Adaptation director Spike Jonze slyly inserts himself somewhere else in the week's film releases - but you won't get to see his face in the feature-length expansion of the iconic stunt show first shown on MTV. In one of the movie's finer pranks, Jonze dons a pretty convincing OAP latex mask and drives his senior citizen cart across pavements and through traffic to the intense irritation of passers-by.
For those unacquainted with the genesis of MTV's most successful movie crossover since Beavis and Butt-head Do America, Jackass is essentially a creative collision between the spirits of World's Wildest Police Chases and Candid Camera, as filtered through the spare-time activities of an engagingly psychotic bunch of skateboarders. Hence the parade of pranks, pratfalls, put-ons, crunches, punch-ups, splatterings and gross-outs, all filmed on wobbly digital handicams, that made Jackass perfect junk TV.

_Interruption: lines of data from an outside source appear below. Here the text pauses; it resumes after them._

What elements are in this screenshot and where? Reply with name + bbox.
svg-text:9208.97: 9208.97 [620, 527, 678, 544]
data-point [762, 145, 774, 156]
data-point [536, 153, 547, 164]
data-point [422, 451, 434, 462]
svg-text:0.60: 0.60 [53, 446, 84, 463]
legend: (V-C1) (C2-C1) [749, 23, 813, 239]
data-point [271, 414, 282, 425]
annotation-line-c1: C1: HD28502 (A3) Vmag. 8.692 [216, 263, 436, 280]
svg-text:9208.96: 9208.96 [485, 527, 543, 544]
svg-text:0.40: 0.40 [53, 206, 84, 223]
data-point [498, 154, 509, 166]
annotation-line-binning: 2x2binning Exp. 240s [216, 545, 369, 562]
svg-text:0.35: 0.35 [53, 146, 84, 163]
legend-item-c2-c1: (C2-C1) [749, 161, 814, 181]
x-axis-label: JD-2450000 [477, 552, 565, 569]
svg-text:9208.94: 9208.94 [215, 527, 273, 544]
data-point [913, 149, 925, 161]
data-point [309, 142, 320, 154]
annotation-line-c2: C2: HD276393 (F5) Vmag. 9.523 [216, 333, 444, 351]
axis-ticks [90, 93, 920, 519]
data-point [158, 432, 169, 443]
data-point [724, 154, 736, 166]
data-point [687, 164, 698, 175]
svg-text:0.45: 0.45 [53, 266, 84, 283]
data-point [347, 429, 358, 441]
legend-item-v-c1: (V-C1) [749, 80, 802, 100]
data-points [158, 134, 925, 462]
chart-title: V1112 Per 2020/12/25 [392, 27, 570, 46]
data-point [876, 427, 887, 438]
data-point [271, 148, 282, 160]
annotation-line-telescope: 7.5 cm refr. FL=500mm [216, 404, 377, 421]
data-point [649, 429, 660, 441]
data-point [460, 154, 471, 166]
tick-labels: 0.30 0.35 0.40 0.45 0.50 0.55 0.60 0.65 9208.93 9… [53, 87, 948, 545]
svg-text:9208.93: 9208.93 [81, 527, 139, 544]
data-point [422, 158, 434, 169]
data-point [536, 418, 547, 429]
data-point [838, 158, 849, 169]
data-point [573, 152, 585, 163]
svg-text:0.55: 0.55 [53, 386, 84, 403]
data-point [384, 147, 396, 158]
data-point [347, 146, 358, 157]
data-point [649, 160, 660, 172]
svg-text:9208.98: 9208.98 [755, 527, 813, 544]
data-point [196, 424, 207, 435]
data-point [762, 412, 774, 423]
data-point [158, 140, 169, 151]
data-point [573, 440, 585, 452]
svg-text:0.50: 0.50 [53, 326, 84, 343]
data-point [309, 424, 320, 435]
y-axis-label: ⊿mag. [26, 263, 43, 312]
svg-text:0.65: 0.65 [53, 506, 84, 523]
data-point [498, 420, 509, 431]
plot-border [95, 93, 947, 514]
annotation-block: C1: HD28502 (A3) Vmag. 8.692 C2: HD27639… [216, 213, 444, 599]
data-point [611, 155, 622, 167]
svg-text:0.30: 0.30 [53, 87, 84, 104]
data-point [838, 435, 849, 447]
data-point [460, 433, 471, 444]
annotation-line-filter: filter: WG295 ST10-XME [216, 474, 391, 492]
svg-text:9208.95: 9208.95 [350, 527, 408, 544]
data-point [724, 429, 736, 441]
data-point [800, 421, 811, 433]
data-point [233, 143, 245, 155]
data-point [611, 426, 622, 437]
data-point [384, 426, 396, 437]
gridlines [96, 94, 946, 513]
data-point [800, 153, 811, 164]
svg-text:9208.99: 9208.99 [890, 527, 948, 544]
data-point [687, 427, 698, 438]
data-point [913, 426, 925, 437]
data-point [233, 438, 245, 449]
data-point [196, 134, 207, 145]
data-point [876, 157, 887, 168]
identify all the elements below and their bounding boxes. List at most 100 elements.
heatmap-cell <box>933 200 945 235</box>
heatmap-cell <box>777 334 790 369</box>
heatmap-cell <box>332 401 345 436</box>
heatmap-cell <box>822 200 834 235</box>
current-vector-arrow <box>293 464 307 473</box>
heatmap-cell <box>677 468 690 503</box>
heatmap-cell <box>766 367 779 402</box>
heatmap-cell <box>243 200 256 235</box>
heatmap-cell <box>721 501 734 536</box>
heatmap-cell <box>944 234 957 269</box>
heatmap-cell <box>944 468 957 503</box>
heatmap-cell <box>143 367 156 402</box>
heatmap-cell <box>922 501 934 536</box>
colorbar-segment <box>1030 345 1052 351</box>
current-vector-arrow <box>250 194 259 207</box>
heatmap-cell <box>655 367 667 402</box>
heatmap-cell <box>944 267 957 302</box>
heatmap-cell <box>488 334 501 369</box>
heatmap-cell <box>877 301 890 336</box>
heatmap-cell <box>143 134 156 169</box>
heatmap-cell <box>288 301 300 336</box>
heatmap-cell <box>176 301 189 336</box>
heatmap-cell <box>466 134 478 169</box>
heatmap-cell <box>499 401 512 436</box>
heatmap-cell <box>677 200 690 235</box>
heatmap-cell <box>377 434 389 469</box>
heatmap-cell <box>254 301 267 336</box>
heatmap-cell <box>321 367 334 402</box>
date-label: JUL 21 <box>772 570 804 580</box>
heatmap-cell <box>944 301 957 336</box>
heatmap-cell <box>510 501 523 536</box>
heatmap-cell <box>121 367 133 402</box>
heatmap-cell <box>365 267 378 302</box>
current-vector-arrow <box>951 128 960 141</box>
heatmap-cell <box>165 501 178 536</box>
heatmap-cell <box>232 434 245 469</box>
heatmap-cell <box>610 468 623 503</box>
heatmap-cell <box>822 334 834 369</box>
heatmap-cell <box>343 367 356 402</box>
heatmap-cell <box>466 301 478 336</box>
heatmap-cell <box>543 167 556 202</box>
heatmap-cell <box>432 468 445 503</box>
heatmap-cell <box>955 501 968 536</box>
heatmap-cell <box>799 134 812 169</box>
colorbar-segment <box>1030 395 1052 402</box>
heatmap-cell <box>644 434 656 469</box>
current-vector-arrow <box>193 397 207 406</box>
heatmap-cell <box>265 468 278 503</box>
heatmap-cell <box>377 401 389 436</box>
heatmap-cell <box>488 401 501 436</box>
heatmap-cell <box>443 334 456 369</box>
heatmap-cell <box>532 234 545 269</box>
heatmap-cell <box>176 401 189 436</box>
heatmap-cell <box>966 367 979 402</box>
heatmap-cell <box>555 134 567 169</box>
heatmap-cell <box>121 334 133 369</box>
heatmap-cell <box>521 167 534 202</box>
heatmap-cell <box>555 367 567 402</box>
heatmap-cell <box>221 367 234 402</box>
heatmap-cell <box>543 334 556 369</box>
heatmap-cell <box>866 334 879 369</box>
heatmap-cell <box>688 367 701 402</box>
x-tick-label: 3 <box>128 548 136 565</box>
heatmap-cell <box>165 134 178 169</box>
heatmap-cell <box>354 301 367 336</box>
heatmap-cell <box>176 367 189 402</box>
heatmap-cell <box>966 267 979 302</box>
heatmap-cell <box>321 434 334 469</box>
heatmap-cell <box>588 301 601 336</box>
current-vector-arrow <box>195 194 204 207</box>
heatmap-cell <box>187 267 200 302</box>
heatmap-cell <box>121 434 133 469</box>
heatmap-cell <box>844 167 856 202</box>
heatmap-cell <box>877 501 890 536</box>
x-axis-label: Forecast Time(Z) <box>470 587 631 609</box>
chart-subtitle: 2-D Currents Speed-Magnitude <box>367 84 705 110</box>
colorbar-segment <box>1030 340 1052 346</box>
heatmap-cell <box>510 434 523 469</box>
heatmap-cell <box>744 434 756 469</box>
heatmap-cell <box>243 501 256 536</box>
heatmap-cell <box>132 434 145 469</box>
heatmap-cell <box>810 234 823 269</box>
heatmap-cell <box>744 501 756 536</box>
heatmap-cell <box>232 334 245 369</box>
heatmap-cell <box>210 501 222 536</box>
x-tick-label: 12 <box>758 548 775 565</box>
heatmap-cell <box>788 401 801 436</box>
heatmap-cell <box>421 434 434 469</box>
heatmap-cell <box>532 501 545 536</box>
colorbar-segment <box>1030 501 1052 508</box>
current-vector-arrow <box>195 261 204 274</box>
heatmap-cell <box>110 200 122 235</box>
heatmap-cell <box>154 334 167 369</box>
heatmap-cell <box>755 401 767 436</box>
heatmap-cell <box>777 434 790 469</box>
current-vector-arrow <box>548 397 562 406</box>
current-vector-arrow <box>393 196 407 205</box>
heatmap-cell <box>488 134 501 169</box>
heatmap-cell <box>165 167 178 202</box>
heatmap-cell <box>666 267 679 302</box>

In movie form, nothing much has changed, except for the removal of the MTV's prissy protection of its juvenile market: no bleeps, no pixellation (except for those inadvertent participants who didn't sign release forms) and an honest-to-goodness 18 certificate. Hence we head into areas of prolific cursing, actual soiling of trousers (and on-camera inspection) and insertion of toy cars where the sun doesn't shine. All this actually has a somewhat detrimental effect on proceedings: what on TV comes across as nicely mean-spirited but essentially harmless can look pretty unpleasant and sleazy when played to the full - I mean, it isn't that funny watching a bona-fide torture technique like genital electrocution, even if it is self-inflicted.
Still, the Jackass crew have a pretty good success rate with their blizzard of stunts, illustrating along the way that old Martin Amis line that "nasty things are funny". For Jackass the Movie is genuinely funny, unless you're the firmest-packed of stuffed shirts. From simple stuff like putting an alligator in a family house, to complex set pieces, such as replicating the roomful of traps from the movie Mouse Hunt, the cast demonstrates an apparently inexhaustible ingenuity for pain, foolhardiness and humiliation that is admirably put to the service of entertainment. There's no denying that it's pretty vicious humour, and pretty puerile too, but like previously successful purveyors of such past-the-U-bend comedy, its fresh-faced enthusiasm makes it invulnerable to whatever tired accusations of dumbing-down the humourless might wheel out.